Best Practice Constructions director Noretta Terry said that poorly designed homes are ill-equipped to deal with summer heat, which in turn leads to soaring energy bills and global warming, and a study coming out of the University of South Australia agrees.
“People seem to be more interested in the appearance of their house than their own comfort, or how the house can work for them,” Ms Terry said.
“Your house is the single biggest investment most people make, and the time will soon come when houses have to have an energy rating to be sold.”
Ms Terry said that councils can lay the platform for change by only allowing new subdivisions and blocks to have longer east to west aspects to compliment good building design.
“Longer east to west blocks allows for a greater northern facing side for winter sun, as well as the ability to avoid the hotter western sun in summer,” she said.

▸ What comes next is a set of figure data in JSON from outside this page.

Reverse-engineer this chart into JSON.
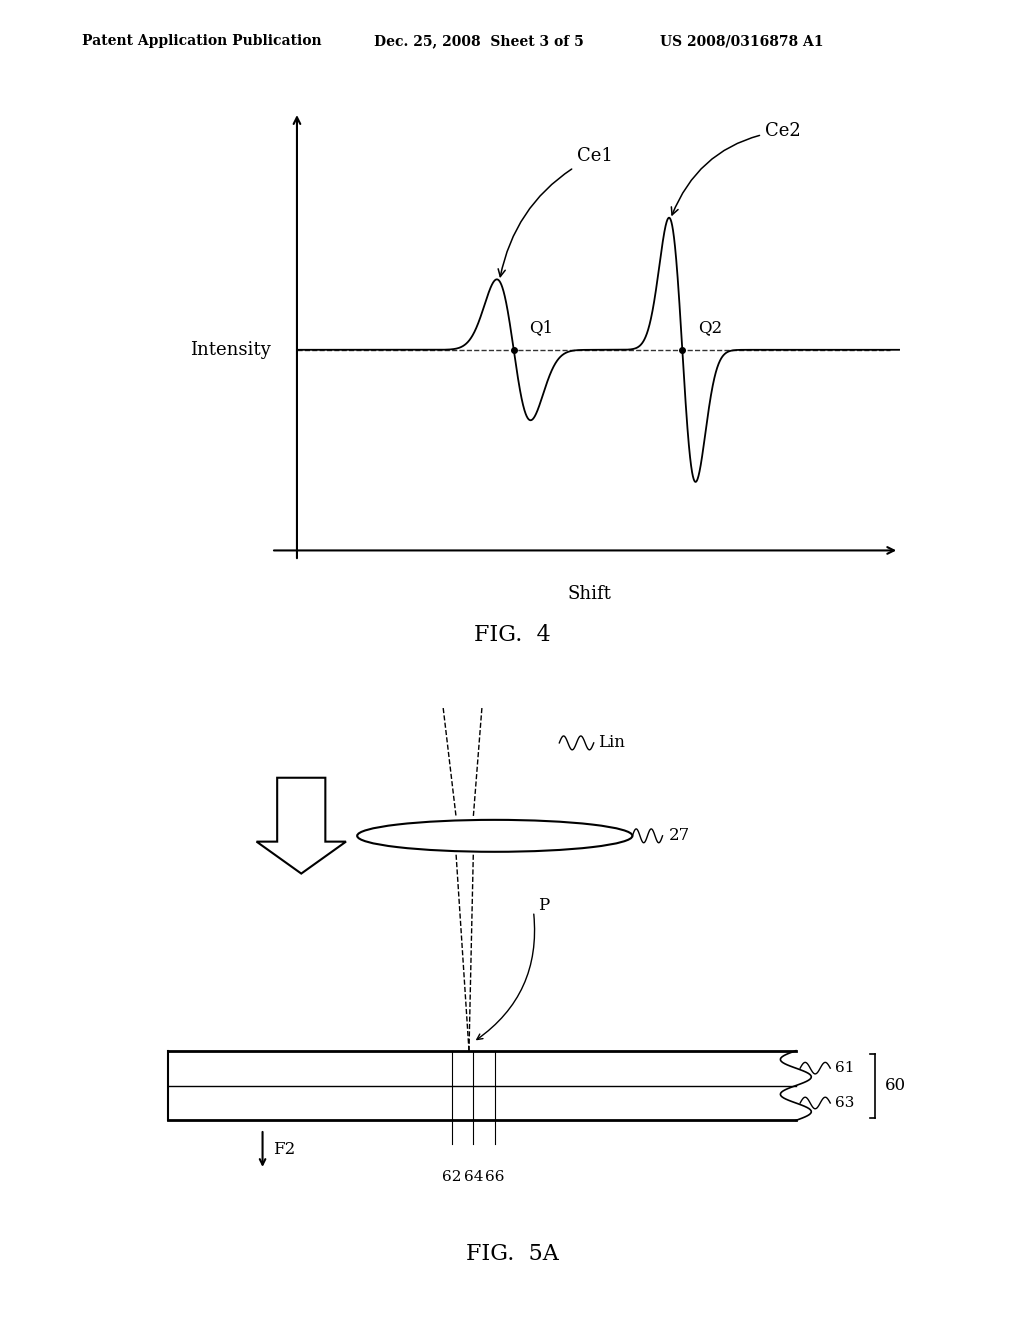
{
  "bg_color": "#ffffff",
  "header_left": "Patent Application Publication",
  "header_mid": "Dec. 25, 2008  Sheet 3 of 5",
  "header_right": "US 2008/0316878 A1",
  "fig4_title": "FIG.  4",
  "fig5a_title": "FIG.  5A",
  "fig4_ylabel": "Intensity",
  "fig4_xlabel": "Shift",
  "fig4_label_Q1": "Q1",
  "fig4_label_Q2": "Q2",
  "fig4_label_Ce1": "Ce1",
  "fig4_label_Ce2": "Ce2",
  "fig5a_label_Lin": "Lin",
  "fig5a_label_27": "27",
  "fig5a_label_P": "P",
  "fig5a_label_F2": "F2",
  "fig5a_label_60": "60",
  "fig5a_label_61": "61",
  "fig5a_label_63": "63",
  "fig5a_label_62": "62",
  "fig5a_label_64": "64",
  "fig5a_label_66": "66"
}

“People have to make the climate work for them – having corresponding windows for ventilation, insulation and double or triple glazed windows will all make a huge difference.
“All houses can handle a few hot nights and days, but when you get a long string like we have just had the house heats up and takes a lot of cooling down – that means air-conditioners pump more carbons into the atmosphere which adds to the changing climate.”

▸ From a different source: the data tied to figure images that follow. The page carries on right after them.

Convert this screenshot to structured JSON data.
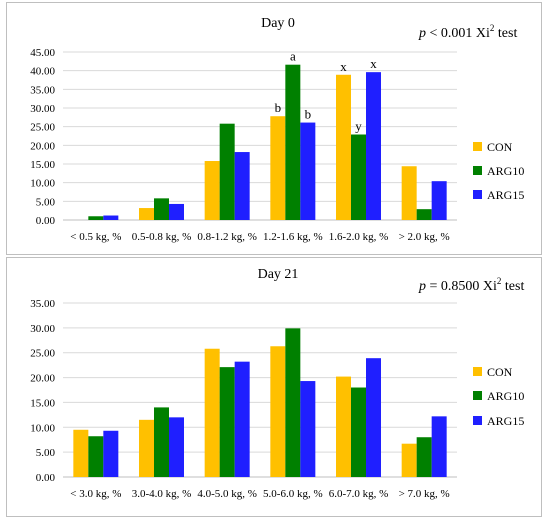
{
  "chart_data": [
    {
      "type": "bar",
      "title": "Day 0",
      "stat_note": {
        "p_symbol": "p",
        "p_text": " < 0.001 Xi",
        "sup": "2",
        "suffix": " test"
      },
      "categories": [
        "< 0.5 kg, %",
        "0.5-0.8 kg, %",
        "0.8-1.2 kg, %",
        "1.2-1.6 kg, %",
        "1.6-2.0 kg, %",
        "> 2.0 kg, %"
      ],
      "series": [
        {
          "name": "CON",
          "color": "#FFC000",
          "values": [
            0.0,
            3.2,
            15.8,
            27.8,
            38.9,
            14.4
          ]
        },
        {
          "name": "ARG10",
          "color": "#008000",
          "values": [
            1.0,
            5.8,
            25.8,
            41.6,
            22.9,
            2.9
          ]
        },
        {
          "name": "ARG15",
          "color": "#1F1FFF",
          "values": [
            1.2,
            4.3,
            18.2,
            26.1,
            39.6,
            10.4
          ]
        }
      ],
      "annotations": [
        {
          "category": 3,
          "series": 0,
          "text": "b"
        },
        {
          "category": 3,
          "series": 1,
          "text": "a"
        },
        {
          "category": 3,
          "series": 2,
          "text": "b"
        },
        {
          "category": 4,
          "series": 0,
          "text": "x"
        },
        {
          "category": 4,
          "series": 1,
          "text": "y"
        },
        {
          "category": 4,
          "series": 2,
          "text": "x"
        }
      ],
      "ylim": [
        0,
        45
      ],
      "yticks": [
        "0.00",
        "5.00",
        "10.00",
        "15.00",
        "20.00",
        "25.00",
        "30.00",
        "35.00",
        "40.00",
        "45.00"
      ],
      "grid": true,
      "legend": "right"
    },
    {
      "type": "bar",
      "title": "Day 21",
      "stat_note": {
        "p_symbol": "p",
        "p_text": " = 0.8500 Xi",
        "sup": "2",
        "suffix": " test"
      },
      "categories": [
        "< 3.0 kg, %",
        "3.0-4.0 kg, %",
        "4.0-5.0 kg, %",
        "5.0-6.0 kg, %",
        "6.0-7.0 kg, %",
        "> 7.0 kg, %"
      ],
      "series": [
        {
          "name": "CON",
          "color": "#FFC000",
          "values": [
            9.5,
            11.5,
            25.8,
            26.3,
            20.2,
            6.7
          ]
        },
        {
          "name": "ARG10",
          "color": "#008000",
          "values": [
            8.2,
            14.0,
            22.1,
            29.9,
            18.0,
            8.0
          ]
        },
        {
          "name": "ARG15",
          "color": "#1F1FFF",
          "values": [
            9.3,
            12.0,
            23.2,
            19.3,
            23.9,
            12.2
          ]
        }
      ],
      "annotations": [],
      "ylim": [
        0,
        35
      ],
      "yticks": [
        "0.00",
        "5.00",
        "10.00",
        "15.00",
        "20.00",
        "25.00",
        "30.00",
        "35.00"
      ],
      "grid": true,
      "legend": "right"
    }
  ]
}
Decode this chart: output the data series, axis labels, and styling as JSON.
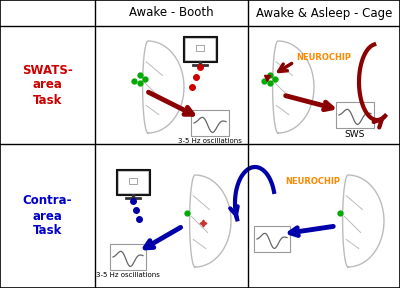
{
  "col_headers": [
    "Awake - Booth",
    "Awake & Asleep - Cage"
  ],
  "row_headers": [
    "SWATS-\narea\nTask",
    "Contra-\narea\nTask"
  ],
  "row_header_colors": [
    "#cc0000",
    "#0000cc"
  ],
  "background": "#ffffff",
  "neurochip_color": "#ff8800",
  "sws_label": "SWS",
  "oscillations_label": "3-5 Hz oscillations",
  "neurochip_label": "NEUROCHIP",
  "dark_red": "#8b0000",
  "dark_blue": "#0000aa",
  "green_dot": "#00aa00",
  "red_dot": "#cc0000",
  "brain_line": "#bbbbbb",
  "monitor_dark": "#222222",
  "wave_color": "#666666",
  "grid_lw": 1.0,
  "C0": 0,
  "C1": 95,
  "C2": 248,
  "C3": 400,
  "R0": 288,
  "R1": 262,
  "R2": 144,
  "R3": 0
}
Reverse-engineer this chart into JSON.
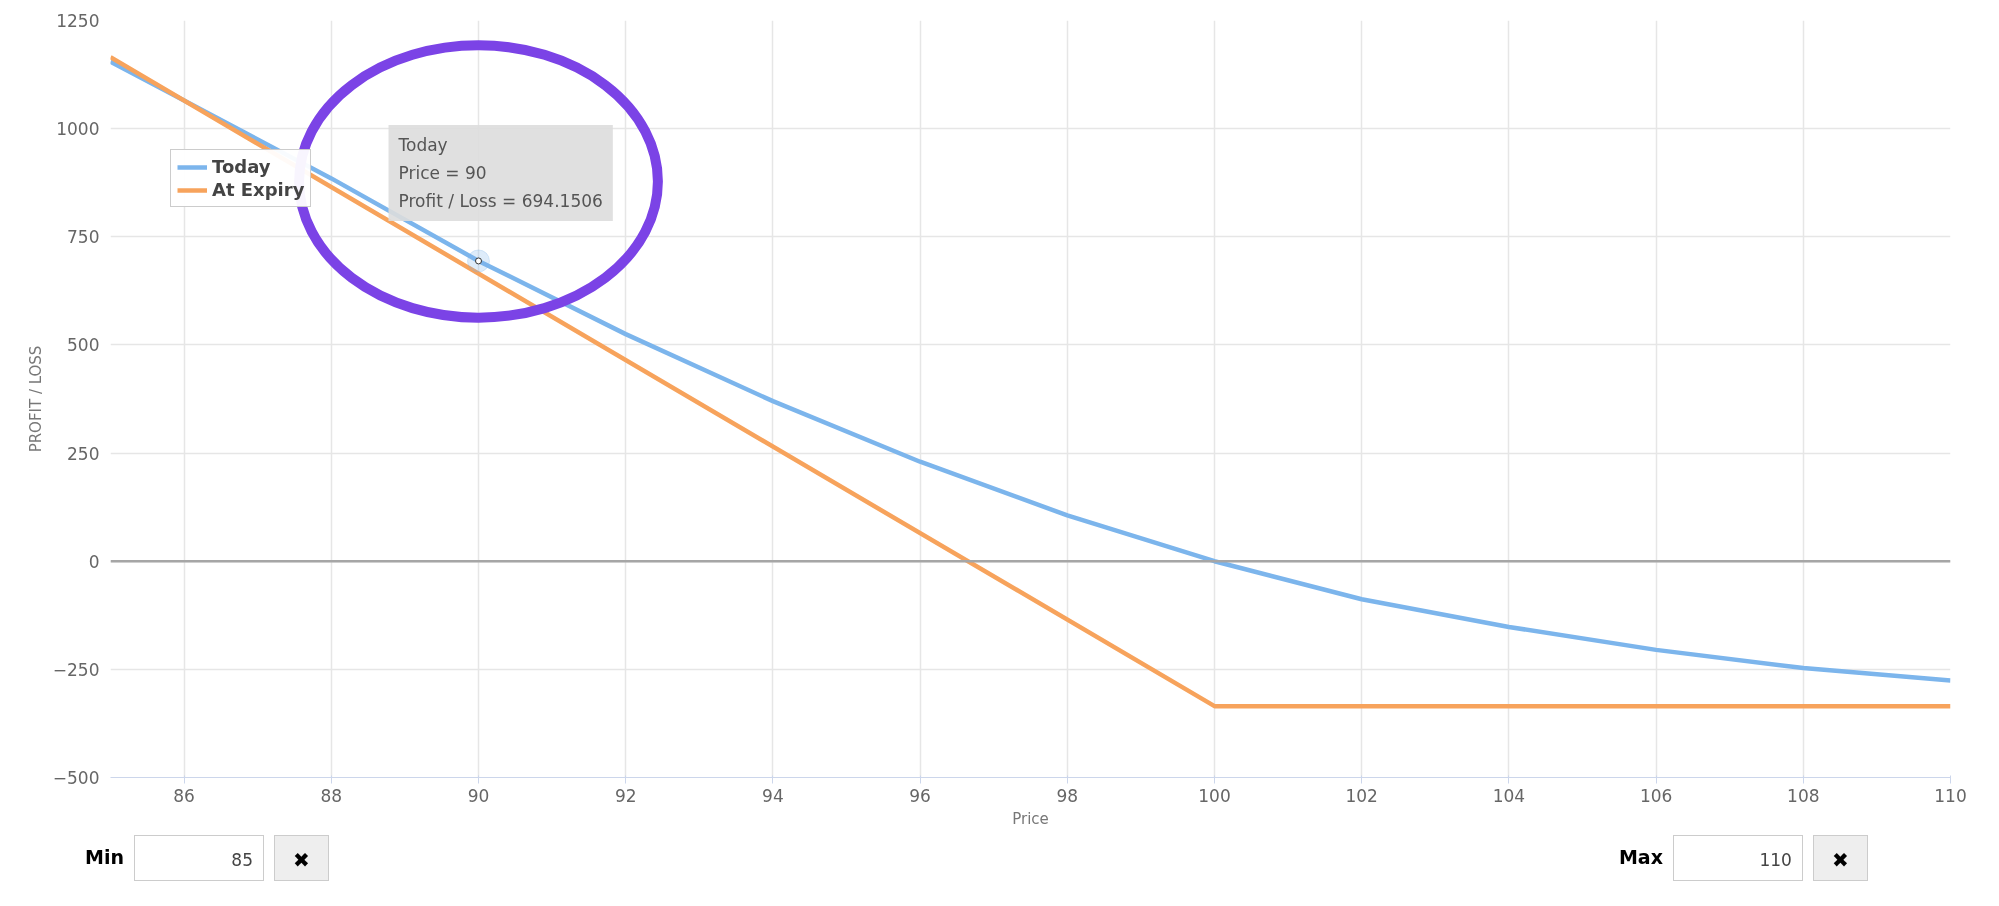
{
  "chart_data": {
    "type": "line",
    "xlabel": "Price",
    "ylabel": "PROFIT / LOSS",
    "xlim": [
      85,
      110
    ],
    "xticks": [
      86,
      88,
      90,
      92,
      94,
      96,
      98,
      100,
      102,
      104,
      106,
      108,
      110
    ],
    "ylim": [
      -500,
      1250
    ],
    "yticks": [
      -500,
      -250,
      0,
      250,
      500,
      750,
      1000,
      1250
    ],
    "grid": true,
    "legend": "top left",
    "marker": "none",
    "line_style": "solid",
    "ref_lines": [
      {
        "axis": "y",
        "value": 0,
        "color": "#a6a6a6"
      }
    ],
    "series": [
      {
        "name": "Today",
        "color": "#7cb5ec",
        "x": [
          85,
          86,
          88,
          90,
          92,
          94,
          96,
          98,
          100,
          102,
          104,
          106,
          108,
          110
        ],
        "values": [
          1155,
          1065,
          885,
          694.1506,
          525,
          370,
          230,
          106,
          0,
          -88,
          -152,
          -205,
          -247,
          -276
        ]
      },
      {
        "name": "At Expiry",
        "color": "#f7a35c",
        "x": [
          85,
          100,
          110
        ],
        "values": [
          1165,
          -335,
          -335
        ]
      }
    ],
    "annotations": [
      {
        "text": "Today\nPrice = 90\nProfit / Loss = 694.1506",
        "x": 90,
        "y": 694.1506
      },
      "Min",
      "85",
      "✖",
      "Max",
      "110",
      "✖"
    ]
  }
}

Meanwhile a study conducted by UniSA Professor of Environmental Mathematics John Boland is calling for legislative changes to the building code to put a halt to the environmental damage caused by poorly designed dwellings.
“What’s needed are brand new building codes which make things like wall insulation, double glazing and restrictions on window placement mandatory,” he said.
“Alternative energy sources like solar are great, but nothing beats a good design.
“We should be designing homes which use the least amount of energy rather than desperately searching for options which allow us to use more energy for less money.”
All new houses in Australia must be designed to comply with a six star rating based on a points system, however Prof Boland said the points system is fatally flawed, and doesn’t allow for climate change.
“Since the star rating is done on total energy use over the year, a design can be highly rated based on energy use in winter, but can still cause a lot of heat stress in summer,” he said.